HOLOPIS.COM, JAKARTA – Bank Indonesia (BI) mencatat posisi utang luar negeri (ULN) Indonesia pada periode akhir Kuartal IV 2022 sebesar 396,8 miliar Dolar AS atau Rp6.031 triliun (dengan kurs Rp15.200 per Dolar AS).
Direktur Eksekutif Departemen Komunikasi BI, Erwin Haryono menyampaikan bahwa utang luar negeri Indonesia pada periode tersebut secara tahunan mengalami kontraksi sebesar 4,1 persen year on year (yoy).
“Kontraksi pertumbuhan ini terutama bersumber dari ULN pemerintah dan sektor swasta,” kata Erwin dalam konferensi pers yang dikutip Holopis.com, Selasa (14/2).
Erwin menyebut kontraksi tersebut dipengaruhi oleh pelemahan mata uang dolar AS terhadap mayoritas mata uang global.
Selain itu, penurunan utang tersebut juga didorong oleh peningkatan investasi portofolio di pasar Surat Berharga Negara (SBN) domestik, seiring dengan sentimen positif kepercayaan pelaku pasar global yang tetap terjaga.
Bank Sentral Indonesia juga mencatat adanya penarikan neto pinjaman luar negeri yang digunakan untuk mendukung pembiayaan program dan proyek.
Menurutnya, ULN pemerintaj berperan penting dalam pemulihan ekonomi nasional, yakni untuk mendukung belanja, yang antara lain mencakup sektor jasa kesehatan dan kegiatan sosial (24,4 persen), jasa pendidikan (16,5 persen), administrasi pemerintah, pertahanan, dan jaminan sosial wajib (15,5 persen), konstruksi (14,2 persen), serta jasa keuangan dan asuransi (11,4 persen).

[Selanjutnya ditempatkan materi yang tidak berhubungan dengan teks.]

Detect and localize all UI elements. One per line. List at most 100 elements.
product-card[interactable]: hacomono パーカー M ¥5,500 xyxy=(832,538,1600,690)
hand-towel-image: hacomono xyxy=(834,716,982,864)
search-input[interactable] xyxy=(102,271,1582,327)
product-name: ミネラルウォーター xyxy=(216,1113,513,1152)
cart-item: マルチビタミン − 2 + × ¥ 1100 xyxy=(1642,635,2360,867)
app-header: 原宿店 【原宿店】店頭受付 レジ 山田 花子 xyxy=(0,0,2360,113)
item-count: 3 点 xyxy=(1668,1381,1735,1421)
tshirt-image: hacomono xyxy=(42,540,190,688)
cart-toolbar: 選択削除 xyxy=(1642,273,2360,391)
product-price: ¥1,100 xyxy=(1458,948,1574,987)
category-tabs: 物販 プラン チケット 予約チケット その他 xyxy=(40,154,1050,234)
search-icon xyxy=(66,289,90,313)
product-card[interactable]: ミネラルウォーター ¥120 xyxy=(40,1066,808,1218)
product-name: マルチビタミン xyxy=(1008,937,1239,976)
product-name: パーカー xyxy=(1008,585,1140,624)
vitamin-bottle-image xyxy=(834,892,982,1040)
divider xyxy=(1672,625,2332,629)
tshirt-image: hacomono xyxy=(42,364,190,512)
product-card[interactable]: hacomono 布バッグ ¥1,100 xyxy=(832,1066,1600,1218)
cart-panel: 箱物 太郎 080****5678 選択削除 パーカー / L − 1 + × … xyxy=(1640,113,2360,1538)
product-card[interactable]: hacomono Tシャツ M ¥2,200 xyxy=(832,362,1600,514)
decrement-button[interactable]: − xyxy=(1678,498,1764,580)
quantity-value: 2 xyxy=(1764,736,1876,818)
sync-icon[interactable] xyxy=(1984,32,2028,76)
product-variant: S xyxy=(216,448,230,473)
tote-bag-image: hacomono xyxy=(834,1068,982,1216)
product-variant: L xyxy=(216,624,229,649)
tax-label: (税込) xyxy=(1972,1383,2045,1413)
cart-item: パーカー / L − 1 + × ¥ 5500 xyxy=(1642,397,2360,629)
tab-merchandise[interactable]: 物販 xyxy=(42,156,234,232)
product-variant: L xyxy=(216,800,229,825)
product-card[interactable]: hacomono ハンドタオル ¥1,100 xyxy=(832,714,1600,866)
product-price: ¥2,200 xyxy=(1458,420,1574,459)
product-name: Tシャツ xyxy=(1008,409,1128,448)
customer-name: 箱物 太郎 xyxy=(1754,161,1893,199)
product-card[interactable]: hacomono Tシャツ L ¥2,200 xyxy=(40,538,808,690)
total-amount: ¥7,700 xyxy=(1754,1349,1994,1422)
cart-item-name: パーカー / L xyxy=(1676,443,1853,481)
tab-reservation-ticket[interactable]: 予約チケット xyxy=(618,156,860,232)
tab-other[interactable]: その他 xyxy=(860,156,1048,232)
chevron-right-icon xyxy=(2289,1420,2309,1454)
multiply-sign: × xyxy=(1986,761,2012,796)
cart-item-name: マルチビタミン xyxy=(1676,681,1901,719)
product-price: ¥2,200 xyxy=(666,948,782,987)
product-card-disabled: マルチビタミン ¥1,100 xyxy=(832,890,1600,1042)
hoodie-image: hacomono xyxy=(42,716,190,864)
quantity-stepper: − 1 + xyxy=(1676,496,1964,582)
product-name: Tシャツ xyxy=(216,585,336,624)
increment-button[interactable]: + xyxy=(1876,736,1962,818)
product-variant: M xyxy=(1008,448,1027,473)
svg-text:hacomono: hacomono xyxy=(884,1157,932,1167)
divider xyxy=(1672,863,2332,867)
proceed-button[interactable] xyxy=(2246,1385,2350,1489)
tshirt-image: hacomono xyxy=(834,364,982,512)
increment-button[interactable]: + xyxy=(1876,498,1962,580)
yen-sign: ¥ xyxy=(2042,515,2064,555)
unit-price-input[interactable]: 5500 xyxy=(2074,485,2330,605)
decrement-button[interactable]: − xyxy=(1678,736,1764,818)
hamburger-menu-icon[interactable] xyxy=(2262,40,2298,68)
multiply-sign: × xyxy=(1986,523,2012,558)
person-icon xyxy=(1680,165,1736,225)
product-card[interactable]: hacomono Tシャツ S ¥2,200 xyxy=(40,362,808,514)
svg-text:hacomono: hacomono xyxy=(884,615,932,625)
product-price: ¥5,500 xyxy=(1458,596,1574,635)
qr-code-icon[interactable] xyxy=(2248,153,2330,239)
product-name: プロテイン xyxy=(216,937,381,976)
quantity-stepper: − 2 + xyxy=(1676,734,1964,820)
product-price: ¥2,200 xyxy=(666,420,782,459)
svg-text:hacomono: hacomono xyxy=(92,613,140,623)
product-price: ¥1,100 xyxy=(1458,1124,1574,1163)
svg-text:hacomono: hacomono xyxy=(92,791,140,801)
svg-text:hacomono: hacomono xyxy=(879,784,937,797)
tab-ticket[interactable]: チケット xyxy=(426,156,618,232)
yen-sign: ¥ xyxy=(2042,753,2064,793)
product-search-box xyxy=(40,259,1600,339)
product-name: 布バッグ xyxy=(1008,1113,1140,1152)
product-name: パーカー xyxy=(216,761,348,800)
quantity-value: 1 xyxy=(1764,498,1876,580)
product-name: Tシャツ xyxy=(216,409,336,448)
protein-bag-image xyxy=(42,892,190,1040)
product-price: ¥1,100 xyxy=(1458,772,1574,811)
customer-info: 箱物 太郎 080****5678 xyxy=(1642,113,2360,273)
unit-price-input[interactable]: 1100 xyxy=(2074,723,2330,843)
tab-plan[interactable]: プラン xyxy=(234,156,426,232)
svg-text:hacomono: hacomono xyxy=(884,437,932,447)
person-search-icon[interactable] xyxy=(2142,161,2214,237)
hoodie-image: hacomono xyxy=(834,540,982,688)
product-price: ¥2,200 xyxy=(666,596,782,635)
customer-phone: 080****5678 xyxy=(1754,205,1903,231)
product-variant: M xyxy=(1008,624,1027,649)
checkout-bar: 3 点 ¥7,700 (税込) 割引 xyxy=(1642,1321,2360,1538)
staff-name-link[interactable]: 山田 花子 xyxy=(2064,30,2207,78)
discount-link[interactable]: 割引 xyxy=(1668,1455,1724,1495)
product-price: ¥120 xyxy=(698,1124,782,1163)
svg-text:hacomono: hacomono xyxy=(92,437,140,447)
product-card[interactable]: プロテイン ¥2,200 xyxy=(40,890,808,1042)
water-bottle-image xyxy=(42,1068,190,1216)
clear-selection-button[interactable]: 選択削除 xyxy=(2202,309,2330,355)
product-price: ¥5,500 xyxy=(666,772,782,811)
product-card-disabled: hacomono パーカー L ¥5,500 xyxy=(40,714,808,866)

“Posisi ULN Pemerintah relatif aman dan terkendali mengingat hampir seluruh ULN memiliki tenor jangka panjang dengan pangsa mencapai 99,8 persen dari total ULN Pemerintah,” ujarnya.
Sedangkan untuk ULN swasta pada kuartal IV 2022 tercatat 201,2 miliar Dolar AS atau sebesar Rp3.058,2 triliun mengalami kontraksi 1,8 persen yoy.
Posisi ULN swasta ini didorong oleh embayaran neto utang dagang, surat utang, dan pinjaman sejalan dengan pola kuartalan pembayaran ULN.
Pertumbuhan ULN perusahaan bukan lembaga keuangan (non financial corporations) mengalami kontraksi sebesar 1,5 persen yoy, lebih dalam dibandingkan kontraksi pada triwulan sebelumnya sebesar 1,3 persen yoy.